Александр Оглоблин по просьбе Глаголева отправился к генералу Эбергардту. «От коменданта Оглоблин вышел очень смущенным и бледным, — заметила Изабелла Наумовна. — Оказывается, комендант указал ему на то, что вопрос о евреях подлежит исключительно компетенции немцев, и они его разрешают, как им угодно». Обращение Оглоблина к коменданту произошло после проведения акции в Бабьем Яру. Вскоре он отстранился от муниципальных дел. Умер Оглоблин в наши дни в Америке. История Оглоблина осталась за рамками «Черной книги». Эренбург ее, очевидно, не знал. Но эти пустые хлопоты свидетельствуют, какие невероятные усилия священник Алексей Глаголев предпринимал, чтобы спасти жизнь малознакомого человека. В конце года ходатайства подобного рода завершались расстрелом.

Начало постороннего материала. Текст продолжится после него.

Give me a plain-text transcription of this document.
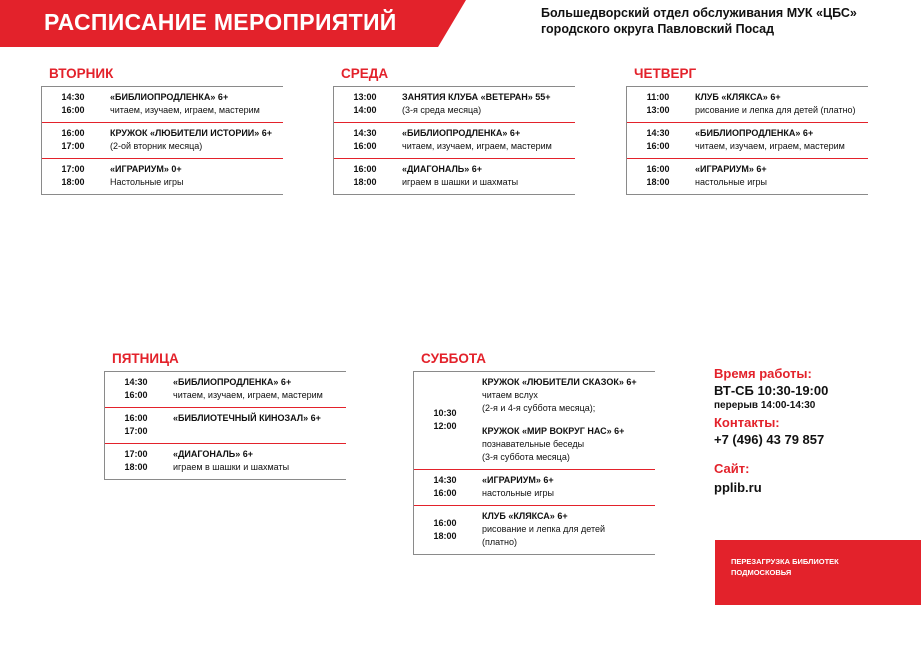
РАСПИСАНИЕ МЕРОПРИЯТИЙ	Большедворский отдел обслуживания МУК «ЦБС»
городского округа Павловский Посад
ВТОРНИК
14:30
16:00
«БИБЛИОПРОДЛЕНКА» 6+
читаем, изучаем, играем, мастерим
16:00
17:00
КРУЖОК «ЛЮБИТЕЛИ ИСТОРИИ» 6+
(2-ой вторник месяца)
17:00
18:00
«ИГРАРИУМ» 0+
Настольные игры
СРЕДА
13:00
14:00
ЗАНЯТИЯ КЛУБА «ВЕТЕРАН» 55+
(3-я среда месяца)
14:30
16:00
«БИБЛИОПРОДЛЕНКА» 6+
читаем, изучаем, играем, мастерим
16:00
18:00
«ДИАГОНАЛЬ» 6+
играем в шашки и шахматы
ЧЕТВЕРГ
11:00
13:00
КЛУБ «КЛЯКСА» 6+
рисование и лепка для детей (платно)
14:30
16:00
«БИБЛИОПРОДЛЕНКА» 6+
читаем, изучаем, играем, мастерим
16:00
18:00
«ИГРАРИУМ» 6+
настольные игры
ПЯТНИЦА
14:30
16:00
«БИБЛИОПРОДЛЕНКА» 6+
читаем, изучаем, играем, мастерим
16:00
17:00
«БИБЛИОТЕЧНЫЙ КИНОЗАЛ» 6+
17:00
18:00
«ДИАГОНАЛЬ» 6+
играем в шашки и шахматы
СУББОТА
10:30
12:00
КРУЖОК «ЛЮБИТЕЛИ СКАЗОК» 6+
читаем вслух
(2-я и 4-я суббота месяца);
КРУЖОК «МИР ВОКРУГ НАС» 6+
познавательные беседы
(3-я суббота месяца)
14:30
16:00
«ИГРАРИУМ» 6+
настольные игры
16:00
18:00
КЛУБ «КЛЯКСА» 6+
рисование и лепка для детей
(платно)
Время работы:
ВТ-СБ 10:30-19:00
перерыв 14:00-14:30
Контакты:
+7 (496) 43 79 857
Сайт:
pplib.ru
ПЕРЕЗАГРУЗКА БИБЛИОТЕК
ПОДМОСКОВЬЯ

Второй и последний раз Луи Фердинанд Селин упоминается в 21-й главе пятой книги мемуаров. И в ссылке на нее Вячеслав Кондратович намеренно неточен, как и прежде. Его хитренькое «что-то вроде» направлено на то, чтобы вызвать у читателя особое доверие. Интервьюированный будто бы передает смысл высказывания Эренбурга. Между тем и в данном случае фамилия Селина не стоит особняком — наоборот, она растворена в гуще коллаборационистов и пособников нацистов, фюрера и дуче самых разных мастей. Эренбург и здесь не выражает своего мнения о достоинствах прозы Селина.